Patrice Geoffron : “L’Union européenne ne peut plus faire confiance à la Russie”

Lors de la table ronde “Sanctionner l’économie d’un pays : une solution ?”, Patrice Geoffroy professeur d’économie à l’université Paris-Dauphine est revenu sur les sanctions prises par l’UE à l’encontre de la Russie. Il a questionné leur efficacité et rappelé l’importance d’une plus grande diversité dans l’approvisionnement en gaz des 27.

Qui, de la Russie ou de l’Europe, va remporter la guerre économique et énergétique ? Depuis le début de l’invasion de l’Ukraine, en février, le gaz russe est un des enjeux majeurs de la bataille entre Moscou et la plupart des États membres de l’Union européenne.
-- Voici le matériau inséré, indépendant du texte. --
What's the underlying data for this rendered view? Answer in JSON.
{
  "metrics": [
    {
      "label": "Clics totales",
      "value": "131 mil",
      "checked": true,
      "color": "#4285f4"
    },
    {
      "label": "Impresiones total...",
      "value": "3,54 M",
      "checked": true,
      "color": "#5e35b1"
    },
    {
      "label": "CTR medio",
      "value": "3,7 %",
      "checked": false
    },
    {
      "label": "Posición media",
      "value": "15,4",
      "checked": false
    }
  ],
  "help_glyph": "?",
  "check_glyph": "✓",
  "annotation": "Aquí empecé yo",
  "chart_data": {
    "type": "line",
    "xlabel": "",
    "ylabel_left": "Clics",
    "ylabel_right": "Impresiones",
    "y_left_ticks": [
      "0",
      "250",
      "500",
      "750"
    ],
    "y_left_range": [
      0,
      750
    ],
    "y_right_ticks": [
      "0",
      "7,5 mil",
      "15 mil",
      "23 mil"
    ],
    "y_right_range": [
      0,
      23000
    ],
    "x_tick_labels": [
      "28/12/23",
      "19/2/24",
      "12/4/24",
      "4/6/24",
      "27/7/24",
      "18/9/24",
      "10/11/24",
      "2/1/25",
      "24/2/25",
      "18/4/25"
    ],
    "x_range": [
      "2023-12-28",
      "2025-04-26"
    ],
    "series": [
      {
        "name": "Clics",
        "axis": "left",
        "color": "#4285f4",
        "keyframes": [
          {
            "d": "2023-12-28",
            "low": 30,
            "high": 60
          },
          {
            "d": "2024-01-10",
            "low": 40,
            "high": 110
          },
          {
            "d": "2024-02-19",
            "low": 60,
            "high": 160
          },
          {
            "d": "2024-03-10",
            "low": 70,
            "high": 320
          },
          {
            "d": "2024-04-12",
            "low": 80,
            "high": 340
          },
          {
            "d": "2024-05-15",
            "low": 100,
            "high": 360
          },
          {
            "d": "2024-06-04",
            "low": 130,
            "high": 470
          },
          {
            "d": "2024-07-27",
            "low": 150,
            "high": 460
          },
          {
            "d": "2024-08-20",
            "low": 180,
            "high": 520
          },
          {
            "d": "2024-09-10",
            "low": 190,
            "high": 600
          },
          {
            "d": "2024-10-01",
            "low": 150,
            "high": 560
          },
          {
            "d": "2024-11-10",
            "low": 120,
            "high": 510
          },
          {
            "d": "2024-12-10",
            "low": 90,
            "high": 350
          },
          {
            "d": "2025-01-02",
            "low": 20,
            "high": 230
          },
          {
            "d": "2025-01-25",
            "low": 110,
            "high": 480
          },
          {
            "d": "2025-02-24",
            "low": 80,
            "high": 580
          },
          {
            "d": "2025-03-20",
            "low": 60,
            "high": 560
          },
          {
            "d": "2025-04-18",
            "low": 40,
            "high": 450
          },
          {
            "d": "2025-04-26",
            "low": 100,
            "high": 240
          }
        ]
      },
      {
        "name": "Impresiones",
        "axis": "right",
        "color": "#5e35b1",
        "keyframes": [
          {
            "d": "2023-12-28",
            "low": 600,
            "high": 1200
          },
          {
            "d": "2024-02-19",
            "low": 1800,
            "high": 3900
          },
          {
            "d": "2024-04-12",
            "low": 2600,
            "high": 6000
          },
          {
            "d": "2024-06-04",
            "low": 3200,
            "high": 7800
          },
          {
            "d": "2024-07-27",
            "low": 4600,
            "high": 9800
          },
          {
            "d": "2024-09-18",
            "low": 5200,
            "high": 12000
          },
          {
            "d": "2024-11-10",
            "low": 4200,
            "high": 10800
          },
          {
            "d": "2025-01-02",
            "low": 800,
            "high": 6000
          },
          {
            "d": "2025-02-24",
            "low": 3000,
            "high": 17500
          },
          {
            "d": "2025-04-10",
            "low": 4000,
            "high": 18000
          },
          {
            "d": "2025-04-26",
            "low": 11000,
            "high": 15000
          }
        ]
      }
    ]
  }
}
Pour Patrice Geoffron, c’est une situation inédite : « C’est la première fois qu’un conflit majeur crée des irréversibilités avec le leader mondial du gaz naturel. Pendant la guerre froide, le gaz continuait d’être distribué. Aujourd’hui ce n’est plus le cas. »

Six mois après le début de l’invasion, 1,7 milliard d’euros ont été gelés. Mais ces sanctions sont très coûteuses à mettre en place et posent « un problème de cohérence dans leur application ». L’expert rappelle que 90% du gel des avoirs russes est réalisé par seulement six États membres. “Il faut interroger l’efficacité relative de ces amendements et réfléchir à l’équilibre entre sanctions et contre-sanctions.” Si jusqu’ici Moscou a pu contourner la législation, Pascal Geoffron l’assure : “l’embargo sur le pétrole brut, qui commencera en décembre, aura des conséquences majeures sur l’économie russe”.

Diversifier l’approvisionnement en gaz

Le conflit actuel a également mis en avant la nécessité pour l’Europe de s’approvisionner en gaz dans d’autres pays. “Nous sommes en train d’inventer la boîte à outils nécessaire pour parvenir à un équilibre dans lequel l’Europe continue d’être alimentée, même si le gaz russe est toujours vendu moins cher que les cours du marché mondial ”. Pour réduire leur dépendance au gaz russe, les 27 se sont notamment déjà tournés vers les États-Unis. L’Amérique, d’ailleurs, surfe sur la situation : ses exportations mondiales de gaz naturel liquéfié vers l’Europe ont augmenté de 75% en glissement annuel, en août 2022. “Avec Joe Biden, on ne se pose pas de question. Mais si Donald Trump et les Républicains revenaient au pouvoir, on ne recevrait pas autant de GNL, prévient l’économiste. Cette période doit nous convaincre d’accélérer la transition énergétique de l’UE et assurer une décarbonation globale. » Car c’est aussi la question d’un nouvel ordre économique mondial qui se pose. “Peu importe l’issue de la guerre, la Russie ne pourra plus être un partenaire économique fiable. L’Union européenne ne peut plus faire confiance à la Russie”, martèle Pascal Geoffron.